Quantum oscillations in ${\mathrm{Cu}}_x{\mathrm{Bi}}_2{\mathrm{Se}}_3$ in high magnetic fields

${\mathrm{Cu}}_x{\mathrm{Bi}}_2{\mathrm{Se}}_3$ has drawn much attention as the leading candidate to be the first topological superconductor and the realization of coveted Majorana particles in a condensed matter system. However, there has been increasing controversy about the nature of its superconducting phase. This study sheds light on ambiguity in the normal-state electronic state by providing a complete look at the quantum oscillations in magnetization in ${\mathrm{Cu}}_x{\mathrm{Bi}}_2{\mathrm{Se}}_3$ at high magnetic fields up to 31 T. Our study focuses on the angular dependence of the quantum oscillation pattern in a low carrier concentration.
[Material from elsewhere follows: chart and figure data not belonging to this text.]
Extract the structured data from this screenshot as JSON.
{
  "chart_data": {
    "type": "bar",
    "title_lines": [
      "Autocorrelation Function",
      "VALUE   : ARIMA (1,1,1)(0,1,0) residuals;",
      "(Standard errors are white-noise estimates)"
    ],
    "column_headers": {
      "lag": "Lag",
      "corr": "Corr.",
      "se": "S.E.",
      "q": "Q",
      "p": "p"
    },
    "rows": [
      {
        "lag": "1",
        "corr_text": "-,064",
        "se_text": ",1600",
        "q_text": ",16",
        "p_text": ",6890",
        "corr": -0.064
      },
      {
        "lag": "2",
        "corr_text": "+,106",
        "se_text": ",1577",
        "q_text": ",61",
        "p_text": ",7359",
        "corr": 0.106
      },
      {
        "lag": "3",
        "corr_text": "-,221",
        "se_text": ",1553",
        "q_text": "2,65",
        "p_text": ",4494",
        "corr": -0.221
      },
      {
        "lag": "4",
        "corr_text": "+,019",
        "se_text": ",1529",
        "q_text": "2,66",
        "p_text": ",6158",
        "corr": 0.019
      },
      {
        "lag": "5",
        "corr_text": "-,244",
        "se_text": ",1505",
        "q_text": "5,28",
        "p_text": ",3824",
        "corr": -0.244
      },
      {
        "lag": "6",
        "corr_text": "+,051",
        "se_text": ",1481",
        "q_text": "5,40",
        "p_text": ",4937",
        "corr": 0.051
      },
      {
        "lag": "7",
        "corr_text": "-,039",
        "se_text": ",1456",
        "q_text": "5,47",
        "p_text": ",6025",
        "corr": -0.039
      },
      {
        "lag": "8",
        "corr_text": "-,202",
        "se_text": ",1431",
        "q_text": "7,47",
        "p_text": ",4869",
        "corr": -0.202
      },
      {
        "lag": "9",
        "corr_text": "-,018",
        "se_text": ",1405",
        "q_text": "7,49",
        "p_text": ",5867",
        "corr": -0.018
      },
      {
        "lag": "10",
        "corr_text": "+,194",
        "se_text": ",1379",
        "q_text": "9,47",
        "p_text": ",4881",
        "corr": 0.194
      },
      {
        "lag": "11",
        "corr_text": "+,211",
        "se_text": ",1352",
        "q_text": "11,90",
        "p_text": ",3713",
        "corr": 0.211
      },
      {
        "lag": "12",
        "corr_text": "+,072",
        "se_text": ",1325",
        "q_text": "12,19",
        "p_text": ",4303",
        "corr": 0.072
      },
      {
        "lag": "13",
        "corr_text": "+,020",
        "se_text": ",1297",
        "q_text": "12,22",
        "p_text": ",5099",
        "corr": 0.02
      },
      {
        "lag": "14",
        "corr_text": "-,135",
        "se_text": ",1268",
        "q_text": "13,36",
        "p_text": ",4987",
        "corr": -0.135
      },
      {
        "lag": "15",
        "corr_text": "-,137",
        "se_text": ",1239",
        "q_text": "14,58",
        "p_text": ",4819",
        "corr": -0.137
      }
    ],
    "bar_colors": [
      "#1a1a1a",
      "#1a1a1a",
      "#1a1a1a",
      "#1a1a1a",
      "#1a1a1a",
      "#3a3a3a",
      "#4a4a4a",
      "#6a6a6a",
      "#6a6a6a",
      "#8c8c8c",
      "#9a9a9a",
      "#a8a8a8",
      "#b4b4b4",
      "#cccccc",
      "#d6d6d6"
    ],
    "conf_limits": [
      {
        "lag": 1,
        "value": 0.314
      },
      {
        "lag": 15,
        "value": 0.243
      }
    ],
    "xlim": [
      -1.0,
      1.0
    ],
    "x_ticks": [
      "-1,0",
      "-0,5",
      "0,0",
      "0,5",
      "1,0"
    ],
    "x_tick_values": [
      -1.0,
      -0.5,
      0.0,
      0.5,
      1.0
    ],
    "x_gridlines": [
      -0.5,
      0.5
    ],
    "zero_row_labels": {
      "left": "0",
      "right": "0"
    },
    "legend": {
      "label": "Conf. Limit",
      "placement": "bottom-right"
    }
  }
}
As the magnetic field tilts from the crystalline $c$ axis to the $ab$ plane, the change of the oscillation period follows the prediction of the ellipsoidal Fermi surface. As the doping level changes, the 3D Fermi surface becomes quasicylindrical at high carrier density. Such a transition is potentially a Lifshitz transition of the electronic state in ${\mathrm{Cu}}_x{\mathrm{Bi}}_2{\mathrm{Se}}_3$.

Figure 1

Oscillations in the torque data of sample 4 with the polynomial background subtracted. The inset in the upper right-hand corner is a schematic of the experimental setup. The lower inset is a fast Fourier transformation (FFT) of the oscillatory torque after subtracting the polynomial background. The single peak in the FFT spectrum reveals a single Fermi pocket.

Figure 2

(a) Quantum oscillations in torque of sample 4 at different angles after background subtraction. Oscillations are visible in the raw signal up to $90{}^{\circ }$. At high tilt angle, the oscillation signal is multiplied by a factor of 10 for clarity. (b) The FFT spectra of oscillations in panel (a) show a single Fermi pocket with clear angular dependence. The FFT amplitude is normalized by the height of the peak in the range of 200–600 T. For the high tilt angles, the divergence of FFT amplitude in the dc end arises from an incomplete background subtraction.

Figure 3

Angular dependence of the oscillation frequency of the various samples. Dashed lines are ellipsoidal fits for the Fermi surfaces. The inset expands the $y$ axis of the data plot to a higher frequency range to show the extrapolation of the ellipsoidal fits.

Figure 4

(a) Temperature dependence of the oscillation amplitude of sample 4. (b) Temperature dependence of the normalized amplitude with fit to the thermal damping factor. Extracted from this fit is a high-angle effective mass of $0.32m_e$.

Figure 5

Dingle plot of sample 4a. Fitting is of the Dingle damping factor and it yields a Dingle temperature of 57.1 K.

Figure 6

Hall effect of the Cu-doped ${\mathrm{Bi}}_2{\mathrm{Se}}_3$. Each sample is cleaved from the same batch as the samples used in the torque measurement. (a) The Hall signal ${\rho }_{xy}$ is plotted against field $H$ up to 5 T at $T=1.5$ K. The Hall signal curves have been antisymmetrized to eliminate the magnetoresistance pickup. The slopes of the ${\rho }_{xy}\text{−}H$ curves are used to determine the Hall carrier density shown in Table 4. (b) Measurements of ${\rho }_{xy}$ in $H$ up to 12 T show quantum oscillations in three samples. In this panel, a polynomial background is subtracted to show the oscillation signal in ${\rho }_{xy}$. The oscillation frequency is found to be the same as the measured frequency in the dHvA effect.

Figure 7

Volume susceptibility measurements of 3 different samples. Sample 4, the sample with lowest carrier concentration, shows a superconducting transition at 3 K and a 16% superconducting volume. Samples 3 and 5 do not show any superconducting property most likely due to sample quality degradation over time.